How can we interfere with chronic fear and PTSD and learning to inhibit them? This doesn’t mean giving ourselves permanent amnesia but rather an ability to remember the trauma in a way that doesn’t interfere with our daily lives? People that experienced PTSD after a trauma and experience multiple nightmares and memories and flashbacks seem to sensitize the experience (meaning that it seems that every time they have the experience it gets worse and worse). In contrast, people that recover tend to inhibit their fear – an action known as “extinction”. This is a term invented by Pavlov in the late 1800s when he conducted an experiment where he would open a door in order to give food to a dog. The dog would salivate in anticipation. Pavlov did this several times until he eventually only needed to open the door in order to trigger the salvation from the dog. Pavlov also discovered fear conditioning. He repeated the same experiment with an animal where he provided a mild shock at the same time as he rang a bell. After repeating it several times he could induce the stress in the animal just by ringing the bell and not using the shock. He also found that if he exposed the animal to the bell many times without any reinforcement (not using the shock) the animal would eventually lose its fear. Ressler says that the new science is showing us that this is a new “learning” process (meaning that you are not erasing or forgetting the memory but learning to associate the memory with a different scenario). This extinction process caused the fear to diminish with repeated exposure. He says that therapy that has produced the best results for people that have fear disorders and people that have ptsd. 

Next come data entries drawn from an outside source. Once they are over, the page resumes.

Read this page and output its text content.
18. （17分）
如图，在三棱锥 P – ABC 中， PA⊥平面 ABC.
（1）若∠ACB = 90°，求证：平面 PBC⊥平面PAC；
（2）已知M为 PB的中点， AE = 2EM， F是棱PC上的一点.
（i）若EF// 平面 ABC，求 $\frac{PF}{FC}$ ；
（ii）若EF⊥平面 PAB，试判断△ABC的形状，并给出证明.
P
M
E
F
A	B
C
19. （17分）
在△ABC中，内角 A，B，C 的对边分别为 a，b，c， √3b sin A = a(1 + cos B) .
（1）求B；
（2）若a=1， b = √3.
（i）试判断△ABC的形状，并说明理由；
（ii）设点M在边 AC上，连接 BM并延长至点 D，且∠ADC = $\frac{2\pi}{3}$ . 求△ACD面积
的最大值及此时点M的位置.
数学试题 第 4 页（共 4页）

How does extinction process work? “Fear consolidation” is when a sound, smell, or other trigger is associated with a bad event and has become so closely associated with the bad event that the sound or smell alone will trigger fear. Extinction works by decoupling past bad memories from the trigger that causes us to recall them and, in turn, trigger the fear (fight or flight) response in the amygdala in our brain. If we hear the sound many times without the bad event happening we eventually “learn” that the sound doesn’t automatically mean that the bad event is happening now or is about to happen so the fear response is inhibited.

Ressler says that there was an experiment conducted where people that were afraid of heights were put into a virtual reality environment where they had to go up 19 floors, walk out onto a catwalk, hold onto the bars and look down at the lobby. They got nauseous and started sweating and had to take off the virtual reality helmet. The research showed that after 6-8 sessions (approx 1 hr each with this therapy) their fear diminished significantly. This has been replicated in other experiments relating to social anxiety, obsessive compulsive disorder, ptsd and panic. 

The conclusion to draw from this research is that we can take one big step forward to buy simply understanding the association between certain triggers and the event that is creating fear. If we change the association from something bad to something good we will eventually diminish and possibly eliminate the fear reaction.